Pela oposição, Antonio Imbassahy (BA), líder do PSDB, afirmou que os defensores de Dilma Rousseff não negam as infrações ponto a ponto, mas seguem com discursos "tentando desviar o foco central" da denúncia. "O PT que agora prega o respeito a Constituição em defesa do mandato da presidente Dilma é o mesmo que votou contra o texto da Constituição de 1988, que apoiou mais de 50 pedidos de impeachment contra o presidente FHC [Fernando Henrique Cardoso], Itamar e Collor. A própria presidente já manifestou ter recorrido a manobras ilegais ao tentar se justificar", atacou.

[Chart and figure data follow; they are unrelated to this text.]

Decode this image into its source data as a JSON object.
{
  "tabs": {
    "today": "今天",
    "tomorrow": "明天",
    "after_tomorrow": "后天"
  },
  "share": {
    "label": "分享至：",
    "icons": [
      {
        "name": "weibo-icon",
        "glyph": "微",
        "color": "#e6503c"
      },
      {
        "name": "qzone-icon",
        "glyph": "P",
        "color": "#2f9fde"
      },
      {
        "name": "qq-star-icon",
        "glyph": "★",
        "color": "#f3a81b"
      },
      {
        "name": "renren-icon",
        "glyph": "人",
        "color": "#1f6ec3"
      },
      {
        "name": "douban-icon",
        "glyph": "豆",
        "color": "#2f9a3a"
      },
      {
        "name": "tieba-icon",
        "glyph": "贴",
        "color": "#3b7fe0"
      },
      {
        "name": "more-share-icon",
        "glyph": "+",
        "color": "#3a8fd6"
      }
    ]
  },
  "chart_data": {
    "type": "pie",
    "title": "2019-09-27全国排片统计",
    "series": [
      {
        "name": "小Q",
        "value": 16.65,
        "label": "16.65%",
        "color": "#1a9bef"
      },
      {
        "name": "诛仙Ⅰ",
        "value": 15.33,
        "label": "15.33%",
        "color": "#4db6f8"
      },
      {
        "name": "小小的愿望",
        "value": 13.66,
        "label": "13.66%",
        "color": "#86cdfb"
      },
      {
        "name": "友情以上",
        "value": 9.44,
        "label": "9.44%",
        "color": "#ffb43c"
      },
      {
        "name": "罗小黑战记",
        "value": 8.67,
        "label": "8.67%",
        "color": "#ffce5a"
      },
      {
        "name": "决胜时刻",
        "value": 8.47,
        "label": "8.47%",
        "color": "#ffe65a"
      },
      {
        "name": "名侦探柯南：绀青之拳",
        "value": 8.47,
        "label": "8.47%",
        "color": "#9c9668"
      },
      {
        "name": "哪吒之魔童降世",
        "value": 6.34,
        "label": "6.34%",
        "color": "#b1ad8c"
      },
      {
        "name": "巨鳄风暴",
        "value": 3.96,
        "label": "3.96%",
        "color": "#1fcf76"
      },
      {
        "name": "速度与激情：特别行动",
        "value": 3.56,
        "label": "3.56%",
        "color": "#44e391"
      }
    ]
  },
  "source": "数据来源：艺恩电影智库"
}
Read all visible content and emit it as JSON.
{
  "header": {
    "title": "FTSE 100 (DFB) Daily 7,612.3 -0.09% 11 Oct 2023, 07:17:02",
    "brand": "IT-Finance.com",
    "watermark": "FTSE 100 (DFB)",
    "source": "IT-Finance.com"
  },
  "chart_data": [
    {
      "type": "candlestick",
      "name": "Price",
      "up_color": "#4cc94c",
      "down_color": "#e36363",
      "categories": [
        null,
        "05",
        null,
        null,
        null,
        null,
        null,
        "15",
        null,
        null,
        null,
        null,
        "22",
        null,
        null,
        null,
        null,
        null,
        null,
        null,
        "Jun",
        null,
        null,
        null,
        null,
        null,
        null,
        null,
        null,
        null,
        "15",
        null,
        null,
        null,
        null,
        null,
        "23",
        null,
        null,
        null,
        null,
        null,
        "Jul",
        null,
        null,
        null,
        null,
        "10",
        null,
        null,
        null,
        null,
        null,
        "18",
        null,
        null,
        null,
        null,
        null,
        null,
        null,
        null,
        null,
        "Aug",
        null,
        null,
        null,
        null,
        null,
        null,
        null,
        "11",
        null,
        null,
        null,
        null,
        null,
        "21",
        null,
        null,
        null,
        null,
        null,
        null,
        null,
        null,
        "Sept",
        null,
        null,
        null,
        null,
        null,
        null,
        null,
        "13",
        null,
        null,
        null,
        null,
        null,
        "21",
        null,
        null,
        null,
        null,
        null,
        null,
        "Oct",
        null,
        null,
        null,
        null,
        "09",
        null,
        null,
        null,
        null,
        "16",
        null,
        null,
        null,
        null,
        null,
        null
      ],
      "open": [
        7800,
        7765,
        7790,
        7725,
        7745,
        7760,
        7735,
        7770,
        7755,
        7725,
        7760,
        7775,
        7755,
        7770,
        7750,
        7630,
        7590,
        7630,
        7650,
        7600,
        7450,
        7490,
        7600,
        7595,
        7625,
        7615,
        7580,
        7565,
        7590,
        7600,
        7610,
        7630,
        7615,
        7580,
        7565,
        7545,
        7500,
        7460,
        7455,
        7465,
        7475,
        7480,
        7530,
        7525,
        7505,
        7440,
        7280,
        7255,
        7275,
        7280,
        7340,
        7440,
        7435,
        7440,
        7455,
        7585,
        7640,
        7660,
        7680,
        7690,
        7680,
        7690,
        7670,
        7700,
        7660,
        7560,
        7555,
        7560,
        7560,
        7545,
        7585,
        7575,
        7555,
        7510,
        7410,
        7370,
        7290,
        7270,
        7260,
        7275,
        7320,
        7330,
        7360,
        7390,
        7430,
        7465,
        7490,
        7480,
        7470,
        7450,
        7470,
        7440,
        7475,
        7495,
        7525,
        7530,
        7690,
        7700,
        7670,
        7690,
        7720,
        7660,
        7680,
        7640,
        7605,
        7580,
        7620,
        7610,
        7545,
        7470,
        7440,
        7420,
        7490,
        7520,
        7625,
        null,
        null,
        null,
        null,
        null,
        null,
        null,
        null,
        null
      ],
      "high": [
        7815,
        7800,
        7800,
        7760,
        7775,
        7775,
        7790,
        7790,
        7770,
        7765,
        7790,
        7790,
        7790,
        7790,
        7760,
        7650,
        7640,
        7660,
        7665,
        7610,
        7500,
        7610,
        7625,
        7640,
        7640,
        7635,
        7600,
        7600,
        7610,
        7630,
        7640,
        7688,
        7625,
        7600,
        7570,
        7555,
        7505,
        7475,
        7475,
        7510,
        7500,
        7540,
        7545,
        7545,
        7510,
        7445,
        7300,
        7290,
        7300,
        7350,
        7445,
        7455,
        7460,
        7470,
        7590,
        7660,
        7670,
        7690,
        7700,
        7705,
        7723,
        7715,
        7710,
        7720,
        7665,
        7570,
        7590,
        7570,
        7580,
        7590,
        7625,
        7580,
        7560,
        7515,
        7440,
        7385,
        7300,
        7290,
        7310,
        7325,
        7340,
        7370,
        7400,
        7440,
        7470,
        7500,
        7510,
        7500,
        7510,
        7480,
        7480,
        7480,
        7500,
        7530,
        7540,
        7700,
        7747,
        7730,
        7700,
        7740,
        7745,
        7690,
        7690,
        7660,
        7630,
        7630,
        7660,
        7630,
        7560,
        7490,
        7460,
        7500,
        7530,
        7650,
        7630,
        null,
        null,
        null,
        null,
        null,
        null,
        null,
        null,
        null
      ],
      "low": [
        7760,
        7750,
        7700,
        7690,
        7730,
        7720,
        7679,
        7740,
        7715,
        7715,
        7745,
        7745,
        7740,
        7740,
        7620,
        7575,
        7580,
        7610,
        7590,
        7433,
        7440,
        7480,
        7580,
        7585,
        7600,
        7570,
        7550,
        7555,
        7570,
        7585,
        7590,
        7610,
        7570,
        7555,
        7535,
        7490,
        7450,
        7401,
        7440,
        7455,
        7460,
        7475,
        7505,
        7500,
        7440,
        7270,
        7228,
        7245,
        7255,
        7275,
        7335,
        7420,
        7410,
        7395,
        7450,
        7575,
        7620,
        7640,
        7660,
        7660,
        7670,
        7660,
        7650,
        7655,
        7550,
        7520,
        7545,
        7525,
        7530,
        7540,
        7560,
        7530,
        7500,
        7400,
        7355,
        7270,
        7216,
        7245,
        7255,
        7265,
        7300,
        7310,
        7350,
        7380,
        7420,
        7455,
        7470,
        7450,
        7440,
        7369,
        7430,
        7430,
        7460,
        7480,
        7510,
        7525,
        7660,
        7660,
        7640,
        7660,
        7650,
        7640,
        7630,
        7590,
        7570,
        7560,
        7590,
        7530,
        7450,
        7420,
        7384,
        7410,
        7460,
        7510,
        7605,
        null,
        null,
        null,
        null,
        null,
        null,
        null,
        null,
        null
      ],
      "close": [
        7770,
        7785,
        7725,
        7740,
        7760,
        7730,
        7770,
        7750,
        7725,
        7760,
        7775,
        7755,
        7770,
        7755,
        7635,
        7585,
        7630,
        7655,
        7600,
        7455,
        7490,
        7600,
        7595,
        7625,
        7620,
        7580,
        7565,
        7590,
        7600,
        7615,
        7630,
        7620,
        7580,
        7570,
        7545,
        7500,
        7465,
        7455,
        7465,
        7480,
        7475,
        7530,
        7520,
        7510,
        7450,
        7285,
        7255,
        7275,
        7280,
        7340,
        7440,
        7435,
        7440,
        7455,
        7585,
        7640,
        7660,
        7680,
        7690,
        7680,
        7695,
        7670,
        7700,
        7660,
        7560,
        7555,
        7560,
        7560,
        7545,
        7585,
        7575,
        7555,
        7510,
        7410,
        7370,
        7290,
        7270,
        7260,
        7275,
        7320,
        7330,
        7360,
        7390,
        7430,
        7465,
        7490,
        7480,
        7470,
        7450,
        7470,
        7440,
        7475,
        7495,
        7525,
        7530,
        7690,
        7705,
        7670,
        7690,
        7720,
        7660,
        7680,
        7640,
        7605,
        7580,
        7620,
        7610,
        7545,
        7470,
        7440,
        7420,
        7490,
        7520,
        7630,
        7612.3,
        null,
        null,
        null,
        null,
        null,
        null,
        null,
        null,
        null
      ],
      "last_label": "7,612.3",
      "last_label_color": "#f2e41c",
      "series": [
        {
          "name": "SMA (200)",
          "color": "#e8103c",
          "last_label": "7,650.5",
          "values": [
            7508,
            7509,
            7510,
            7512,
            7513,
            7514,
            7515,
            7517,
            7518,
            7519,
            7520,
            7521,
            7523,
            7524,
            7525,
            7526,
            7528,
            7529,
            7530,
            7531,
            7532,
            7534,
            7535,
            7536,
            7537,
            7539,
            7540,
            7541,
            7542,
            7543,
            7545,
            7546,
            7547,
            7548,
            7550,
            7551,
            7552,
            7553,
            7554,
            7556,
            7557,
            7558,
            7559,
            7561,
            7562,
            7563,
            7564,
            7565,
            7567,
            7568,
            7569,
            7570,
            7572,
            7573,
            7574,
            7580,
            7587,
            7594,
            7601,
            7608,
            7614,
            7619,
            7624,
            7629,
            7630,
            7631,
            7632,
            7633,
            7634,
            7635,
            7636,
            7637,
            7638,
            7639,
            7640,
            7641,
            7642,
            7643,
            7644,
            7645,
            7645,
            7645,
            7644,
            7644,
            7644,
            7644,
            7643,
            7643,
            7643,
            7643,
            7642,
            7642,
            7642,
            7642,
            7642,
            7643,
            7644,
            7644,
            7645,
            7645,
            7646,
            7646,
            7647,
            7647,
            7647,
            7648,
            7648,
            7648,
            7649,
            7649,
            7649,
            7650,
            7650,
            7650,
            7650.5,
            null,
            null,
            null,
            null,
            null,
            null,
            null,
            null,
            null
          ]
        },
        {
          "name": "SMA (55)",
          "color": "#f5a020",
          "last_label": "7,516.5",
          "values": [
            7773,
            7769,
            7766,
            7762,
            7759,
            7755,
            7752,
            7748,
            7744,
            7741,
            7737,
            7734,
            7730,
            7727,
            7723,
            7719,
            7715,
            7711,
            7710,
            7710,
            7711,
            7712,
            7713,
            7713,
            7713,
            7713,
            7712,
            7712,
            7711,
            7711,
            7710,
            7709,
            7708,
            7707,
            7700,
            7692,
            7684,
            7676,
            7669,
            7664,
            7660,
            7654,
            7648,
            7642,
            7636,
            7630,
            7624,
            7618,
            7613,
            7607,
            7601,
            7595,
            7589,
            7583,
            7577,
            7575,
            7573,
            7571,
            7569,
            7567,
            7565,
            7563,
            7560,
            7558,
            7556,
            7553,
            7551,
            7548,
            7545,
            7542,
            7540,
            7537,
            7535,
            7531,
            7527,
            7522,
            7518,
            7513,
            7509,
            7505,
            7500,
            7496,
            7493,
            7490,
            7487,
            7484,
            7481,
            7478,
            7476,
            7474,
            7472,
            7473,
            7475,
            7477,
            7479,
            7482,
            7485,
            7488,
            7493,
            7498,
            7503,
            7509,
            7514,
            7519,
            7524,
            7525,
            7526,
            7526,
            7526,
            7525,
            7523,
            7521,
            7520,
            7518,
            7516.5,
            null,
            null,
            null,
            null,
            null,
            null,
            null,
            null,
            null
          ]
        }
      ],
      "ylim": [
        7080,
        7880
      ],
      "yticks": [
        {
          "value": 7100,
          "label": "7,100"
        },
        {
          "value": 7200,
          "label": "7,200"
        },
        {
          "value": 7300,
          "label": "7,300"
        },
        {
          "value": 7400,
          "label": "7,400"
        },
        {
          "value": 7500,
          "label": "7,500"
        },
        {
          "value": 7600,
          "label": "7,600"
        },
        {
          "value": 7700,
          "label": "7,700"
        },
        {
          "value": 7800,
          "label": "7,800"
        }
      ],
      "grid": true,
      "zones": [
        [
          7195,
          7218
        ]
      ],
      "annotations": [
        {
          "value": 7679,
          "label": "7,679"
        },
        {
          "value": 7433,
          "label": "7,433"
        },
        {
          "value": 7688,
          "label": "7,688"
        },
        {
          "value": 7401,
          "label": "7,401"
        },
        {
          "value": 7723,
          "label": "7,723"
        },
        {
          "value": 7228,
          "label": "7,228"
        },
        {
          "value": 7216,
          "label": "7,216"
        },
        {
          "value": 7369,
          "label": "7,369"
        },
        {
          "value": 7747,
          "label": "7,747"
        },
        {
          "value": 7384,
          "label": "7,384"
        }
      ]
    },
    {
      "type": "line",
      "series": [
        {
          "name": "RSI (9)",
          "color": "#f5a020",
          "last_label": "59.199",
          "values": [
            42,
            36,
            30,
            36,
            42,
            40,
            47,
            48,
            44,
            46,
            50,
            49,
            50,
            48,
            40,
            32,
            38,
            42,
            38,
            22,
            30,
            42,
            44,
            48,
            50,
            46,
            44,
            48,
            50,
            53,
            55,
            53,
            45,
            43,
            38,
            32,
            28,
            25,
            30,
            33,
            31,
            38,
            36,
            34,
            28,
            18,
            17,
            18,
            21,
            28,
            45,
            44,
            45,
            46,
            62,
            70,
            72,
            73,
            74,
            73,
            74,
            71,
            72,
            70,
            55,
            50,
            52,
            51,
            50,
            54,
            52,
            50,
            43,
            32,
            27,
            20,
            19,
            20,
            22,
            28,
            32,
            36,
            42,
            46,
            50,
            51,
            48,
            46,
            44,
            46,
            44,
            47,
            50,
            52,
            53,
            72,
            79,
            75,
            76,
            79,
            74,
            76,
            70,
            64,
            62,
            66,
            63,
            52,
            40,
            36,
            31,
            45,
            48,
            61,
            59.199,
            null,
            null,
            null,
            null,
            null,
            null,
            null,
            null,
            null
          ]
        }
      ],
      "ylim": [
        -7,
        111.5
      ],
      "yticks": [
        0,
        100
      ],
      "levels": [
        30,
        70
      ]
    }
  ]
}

Imbassahy ainda criticou a exposição do ministro da Advocacia-Geral da União (AGU), José Eduardo Cardozo, que apresentou a defesa da presidente. Segundo ele, o tom de Cardozo confirma a tendência de derrota do governo. "O ministro se apega a uma afirmação falaciosa digno de quem sabe que será derrotado. De uma presidente que não respeita a Constituição, tudo pode se esperar", afirmou. Segundo o tucano, há provas claras de que houve infração da lei orçamentária e prática de crime de responsabilidade com a maquiagem das contas e emissão de decretos legislativos sem autorização do Congresso.

"O Brasil não merece ser comandado por uma presidente que mentiu para o país", afirmou, conclamando os deputados a dar uma "chance de recomeço" para o país.